Gross Trailer Weight (GTW)

This is the actual weight of the fully loaded trailer, including the weight of all your cargo, all fluids including fuel, and all safety equipment such as your straps, cargo nets, and wheel chocks.The best way to determine your vehicles GTW is by weighing your fully loaded trailer on a truck scale, but if that is not an option, you can add up the weights of the cargo, fluids, and safety equipment with the weight of the trailer itself.
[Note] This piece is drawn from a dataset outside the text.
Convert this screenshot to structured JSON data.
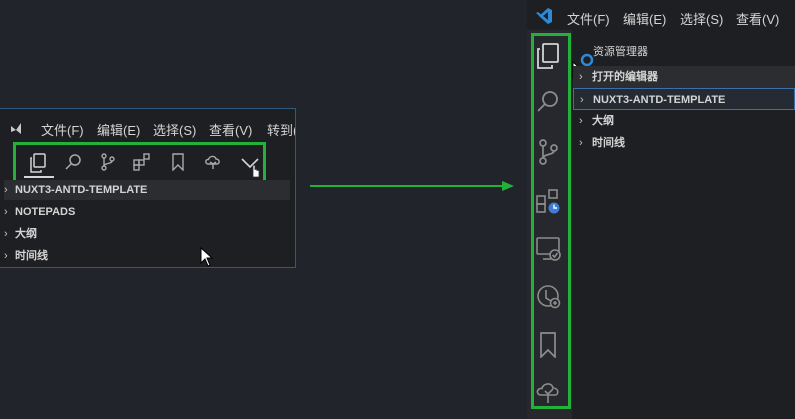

If you’re not 100% sure about your adding skills always err on the side of caution and round up.

Tongue Weight

This is the amount of the trailer’s weight that is exerted downward onto the hitch of the tow vehicle by the tongue of the trailer.  As a general rule of thumb, your tongue weight should not be more than 10-15% of the overall GTW. If you tow often, it may be beneficial to purchase a specialized scale like the Weigh Safe hitch to measure your tongue weight. The tongue weight is the inert force that the trailer tongue wields on the hitch and tow ball. Proper trailer tongue weight can significantly improve your trailer towing experience by improving performance.

For example, not having enough tongue weight or pressure on the hitch and tow ball causes an increase in trailer sway from side to side, making it difficult to control. On the other hand, too much tongue weight or force on the hitch/tow ball could overload the rear tires of the towing vehicle, pushing the rear end of the vehicle around commonly referred to as fishtailing. This could also negatively affect the vehicle handling. Your vehicle’s performance can be drastically impaired especially when turning around corners and curves. Additional your vehicle and trailer may not stop quickly enough when you press the brake pedal, which could cause a serious accident.
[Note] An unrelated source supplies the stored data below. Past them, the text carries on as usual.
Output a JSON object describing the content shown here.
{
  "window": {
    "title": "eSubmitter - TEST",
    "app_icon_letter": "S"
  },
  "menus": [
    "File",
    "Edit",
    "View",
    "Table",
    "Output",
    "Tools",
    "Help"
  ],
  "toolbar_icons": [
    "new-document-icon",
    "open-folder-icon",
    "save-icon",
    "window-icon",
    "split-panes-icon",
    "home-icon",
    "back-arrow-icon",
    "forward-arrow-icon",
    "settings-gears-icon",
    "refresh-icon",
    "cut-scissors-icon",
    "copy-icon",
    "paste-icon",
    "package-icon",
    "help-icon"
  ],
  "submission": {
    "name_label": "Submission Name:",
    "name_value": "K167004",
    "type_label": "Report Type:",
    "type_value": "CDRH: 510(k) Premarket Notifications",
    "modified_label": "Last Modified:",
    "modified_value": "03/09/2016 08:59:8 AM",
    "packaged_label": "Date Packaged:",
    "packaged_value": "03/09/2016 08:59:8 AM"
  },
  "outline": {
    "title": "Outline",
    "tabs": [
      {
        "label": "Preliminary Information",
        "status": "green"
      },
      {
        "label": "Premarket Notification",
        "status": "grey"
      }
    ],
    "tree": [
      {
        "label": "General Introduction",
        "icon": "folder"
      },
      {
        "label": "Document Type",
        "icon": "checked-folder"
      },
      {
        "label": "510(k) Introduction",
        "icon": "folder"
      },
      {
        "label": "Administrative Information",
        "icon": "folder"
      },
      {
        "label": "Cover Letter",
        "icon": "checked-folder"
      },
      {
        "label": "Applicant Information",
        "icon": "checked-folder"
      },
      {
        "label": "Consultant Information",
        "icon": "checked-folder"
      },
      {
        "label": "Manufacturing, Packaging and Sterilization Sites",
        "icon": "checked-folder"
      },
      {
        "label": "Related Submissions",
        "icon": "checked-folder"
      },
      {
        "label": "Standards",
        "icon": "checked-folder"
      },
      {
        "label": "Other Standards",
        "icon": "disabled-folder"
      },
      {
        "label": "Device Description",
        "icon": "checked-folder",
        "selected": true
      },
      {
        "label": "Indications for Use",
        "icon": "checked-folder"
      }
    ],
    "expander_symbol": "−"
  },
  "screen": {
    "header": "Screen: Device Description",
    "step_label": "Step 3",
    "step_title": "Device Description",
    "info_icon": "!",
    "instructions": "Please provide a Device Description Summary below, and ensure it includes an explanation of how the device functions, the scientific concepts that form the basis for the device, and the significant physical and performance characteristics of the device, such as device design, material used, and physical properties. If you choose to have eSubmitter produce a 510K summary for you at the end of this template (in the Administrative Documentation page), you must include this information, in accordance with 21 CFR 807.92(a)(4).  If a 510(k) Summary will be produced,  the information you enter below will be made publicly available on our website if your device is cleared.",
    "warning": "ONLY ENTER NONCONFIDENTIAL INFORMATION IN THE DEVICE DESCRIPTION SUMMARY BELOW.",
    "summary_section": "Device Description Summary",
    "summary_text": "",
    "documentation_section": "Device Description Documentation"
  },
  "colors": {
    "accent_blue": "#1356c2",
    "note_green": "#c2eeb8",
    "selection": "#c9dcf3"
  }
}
The Weigh Safe trail hitch excellently measures the tongue weight of your towing load and improving both the vehicle tow load balance and performance and making your trip that more enjoyable. Weigh Safe is also great for lifted trucks with four different drop lengths of 4″, 6″, 8″ and 10″ inches respectively. 

Hitch Class

Their maximum weight capacity rating and receiver opening size classify trailer hitches. Classes are written in Roman numerals and range from I to V (lowest to highest weight capacity and receiver opening size) each class of hitch is rated for specific applications and has its own unique capacities

Trailer hitch classes:

  • Class I – up to 2,000 pounds (0.91 t) – light loads
  • Class II – up to 3,500 pounds (1.6 t) – light loads
  • Class III – up to 5,000 pounds (2.3 t) – larger loads (campers, boats, etc.)
  • Class V” – up to 17,000 pounds (7.7 t) – larger loads (construction equipment, etc.)
  • Class IV – up to 10,000 pounds (4.5 t) – larger loads (campers, boats, etc.)